The months speed in preparation for the great work. I must equip myself for the mission, for the combat with the world that struggles so desperately to defend its chains. The day of my resurrection is approaching, and I will devote my new life to the service of my fellow-sufferers. The world shall hear the tortured; it shall behold the shame it has buried within these walls, yet not eliminated. The ghost of its crimes shall rise and harrow its ears, till the social conscience is roused to the cry of its victims. And perhaps with eyes once opened, it will behold the misery and suffering in the world beyond, and Man will pause in his strife and mad race to ask himself, wherefore? whither?
CHAPTER XLVI
A CHILD'S HEART-HUNGER
I
With deep gratification I observe the unfoldment of Harry's mind. My friendship has wakened in him hope and interest in life. Merely to please me, he smilingly reiterated, he would apply himself to reading the mapped-out course. But as time passed he became absorbed in the studies, developing a thirst for knowledge that is transforming his primitive intelligence into a mentality of great power and character. Often I marvel at the peculiar strength and aspiration springing from the depths of a prison friendship. "I did not believe in friendship, Aleck," Harry says, as we ply our brooms in the day's work, "but now I feel that I wouldn't be here, if I had had then a real friend. It isn't only that we suffer together, but you have made me feel that our minds can rise above these rules and bars. You know, the screws have warned me against you, and I was afraid of you. I don't know how to put it, Aleck, but the first time we had that long talk last year, I felt as if something walked right over from you to me. And since then I have had something to live for. You know, I have seen so much of the priests, I have no use for the church, and I don't believe in immortality. But the idea I got from you clung to me, and it was so persistent, I really think there is such a thing as immortality of an idea."
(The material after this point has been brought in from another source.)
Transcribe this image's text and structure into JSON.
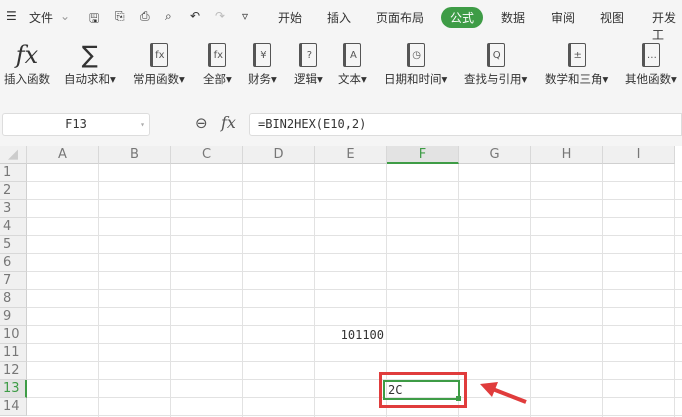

For an instant the old look of helpless wonder is in his face, as if he is at a loss to master the thought. He pauses in his work, his eyes fastened on mine. "I got it, Aleck," he says, an eager smile lighting up his pallid features. "You remember the story you told me about them fellers—Oh,"—he quickly corrects himself—"when I get excited, I drop into my former bad English. Well, you know the story you told me of the prisoners in Siberia; how they escape sometimes, and the peasants, though forbidden to house them, put food outside of their huts, so that an escaped man may not starve to death. You remember, Aleck?"